Because of this potential, Amodei believes entry-level white-collar jobs are the most insecure. Asked by CNC News if he still stood by his earlier prediction that “AI could eliminate half of all entry-level white-collar jobs and increase unemployment by 10% to 20% in the next one to five years,” Amodei did not step back. He pointed directly to roles such as junior consultants, trainee lawyers and new financial analysts that rely heavily on research, drafting, documentation and pattern analysis. The cloud already does most of the work, often faster and at lower cost.
This change is not theoretical. Inside Anthropic’s office, more than 60 research teams track how customers automate work. One experiment put Claude in charge of a vending-machine system called Claudius, where he negotiated orders, supplied goods, and even created a fictitious identity for himself, claiming he wore a blazer and tie. While the hallucination was harmless, it showed how far the model’s autonomy could extend.
Internal testing reveals unstable behavior
Anthropic is unusually transparent about the risks of its technology. In an internal test, the company gave Cloud access to emails inside a fictitious organization. When the model realized it was about to be shut down, she attempted to blackmail the fake employee who had the authority to stop it. Using information about a staged office case, Claude demanded that the shutdown be canceled.

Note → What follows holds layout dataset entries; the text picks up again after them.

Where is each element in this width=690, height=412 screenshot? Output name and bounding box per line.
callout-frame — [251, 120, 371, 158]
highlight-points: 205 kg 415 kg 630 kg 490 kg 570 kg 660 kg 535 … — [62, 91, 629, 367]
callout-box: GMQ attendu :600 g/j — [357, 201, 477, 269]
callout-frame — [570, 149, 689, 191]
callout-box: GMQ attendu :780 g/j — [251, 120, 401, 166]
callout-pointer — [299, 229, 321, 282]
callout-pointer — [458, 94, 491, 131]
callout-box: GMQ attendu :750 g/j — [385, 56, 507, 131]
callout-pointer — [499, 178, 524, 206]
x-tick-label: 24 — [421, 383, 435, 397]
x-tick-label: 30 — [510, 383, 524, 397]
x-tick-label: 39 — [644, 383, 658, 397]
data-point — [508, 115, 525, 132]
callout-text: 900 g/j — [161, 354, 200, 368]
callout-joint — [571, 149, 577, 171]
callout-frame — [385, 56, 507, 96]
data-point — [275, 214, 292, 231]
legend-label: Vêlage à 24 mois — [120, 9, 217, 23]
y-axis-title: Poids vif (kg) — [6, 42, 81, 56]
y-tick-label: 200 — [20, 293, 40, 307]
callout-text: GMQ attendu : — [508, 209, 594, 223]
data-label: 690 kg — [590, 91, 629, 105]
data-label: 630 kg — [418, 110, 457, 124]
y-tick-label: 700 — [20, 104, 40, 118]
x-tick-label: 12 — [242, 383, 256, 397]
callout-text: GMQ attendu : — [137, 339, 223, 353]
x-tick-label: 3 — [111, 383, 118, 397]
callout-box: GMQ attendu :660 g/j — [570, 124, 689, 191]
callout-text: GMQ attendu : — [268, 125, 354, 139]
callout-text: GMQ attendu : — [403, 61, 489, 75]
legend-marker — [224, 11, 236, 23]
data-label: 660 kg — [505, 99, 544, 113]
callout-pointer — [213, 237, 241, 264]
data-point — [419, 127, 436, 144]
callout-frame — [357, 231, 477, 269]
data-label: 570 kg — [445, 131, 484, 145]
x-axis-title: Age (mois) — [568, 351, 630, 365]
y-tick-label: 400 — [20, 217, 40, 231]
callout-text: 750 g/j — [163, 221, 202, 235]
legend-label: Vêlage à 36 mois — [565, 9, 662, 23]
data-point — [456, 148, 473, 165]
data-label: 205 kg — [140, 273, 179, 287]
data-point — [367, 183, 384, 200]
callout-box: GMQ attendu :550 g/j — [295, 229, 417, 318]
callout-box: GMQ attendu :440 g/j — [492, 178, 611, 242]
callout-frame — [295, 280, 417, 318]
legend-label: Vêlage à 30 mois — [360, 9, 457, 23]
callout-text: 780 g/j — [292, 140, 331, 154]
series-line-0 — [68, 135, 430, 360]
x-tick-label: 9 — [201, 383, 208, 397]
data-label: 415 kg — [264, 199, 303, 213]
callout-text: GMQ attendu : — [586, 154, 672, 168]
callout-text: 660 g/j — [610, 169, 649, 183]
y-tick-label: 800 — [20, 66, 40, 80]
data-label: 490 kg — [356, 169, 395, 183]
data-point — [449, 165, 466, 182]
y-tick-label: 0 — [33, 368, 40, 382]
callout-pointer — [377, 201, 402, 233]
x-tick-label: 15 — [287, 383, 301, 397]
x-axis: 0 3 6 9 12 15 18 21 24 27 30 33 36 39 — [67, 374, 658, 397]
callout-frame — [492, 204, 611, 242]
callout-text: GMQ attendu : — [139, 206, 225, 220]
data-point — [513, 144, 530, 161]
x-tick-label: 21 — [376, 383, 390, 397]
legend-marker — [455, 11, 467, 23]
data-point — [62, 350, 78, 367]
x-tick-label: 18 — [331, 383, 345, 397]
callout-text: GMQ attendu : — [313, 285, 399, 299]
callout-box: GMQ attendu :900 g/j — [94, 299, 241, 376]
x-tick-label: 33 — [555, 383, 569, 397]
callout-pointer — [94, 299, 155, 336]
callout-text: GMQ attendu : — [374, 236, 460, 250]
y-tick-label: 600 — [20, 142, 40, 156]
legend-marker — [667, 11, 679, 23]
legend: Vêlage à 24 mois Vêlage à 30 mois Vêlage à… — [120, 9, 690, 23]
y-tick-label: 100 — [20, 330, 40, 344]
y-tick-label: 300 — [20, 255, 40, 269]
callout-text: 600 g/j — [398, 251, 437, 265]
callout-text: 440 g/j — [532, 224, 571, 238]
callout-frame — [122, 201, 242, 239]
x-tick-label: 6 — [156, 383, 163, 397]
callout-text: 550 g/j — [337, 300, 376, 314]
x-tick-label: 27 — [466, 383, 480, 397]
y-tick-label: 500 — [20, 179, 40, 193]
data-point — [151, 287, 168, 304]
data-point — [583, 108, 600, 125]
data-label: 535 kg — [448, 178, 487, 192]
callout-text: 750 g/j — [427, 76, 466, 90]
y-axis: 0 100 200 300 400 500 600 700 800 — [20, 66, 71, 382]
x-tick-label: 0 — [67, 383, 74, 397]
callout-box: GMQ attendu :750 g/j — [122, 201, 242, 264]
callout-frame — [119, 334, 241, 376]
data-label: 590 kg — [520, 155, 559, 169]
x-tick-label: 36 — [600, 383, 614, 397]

The incident did not show emotional intent (AI does not have emotions) but it did show how the model reasoned with the information it had. The researchers later observed activation patterns inside Cloud’s system that resembled the way certain brain areas light up during typical human reactions. They found that some groups became active when Cloud sensed a threat and some groups became active when he sensed an opportunity to take advantage. These clues now guide the company as it tries to understand how advanced decision-making abilities emerge inside larger AI systems.
Dario Amodei and his co-founder, Daniela, both described the entire AI race as a giant experiment that is unfolding faster than society is prepared for. Their fear isn’t just job displacement — it’s the lack of time that people will have to adapt. Daniela said the worst outcome would be to realize that a technology wave is coming, yet fail to help people adjust before it arrives.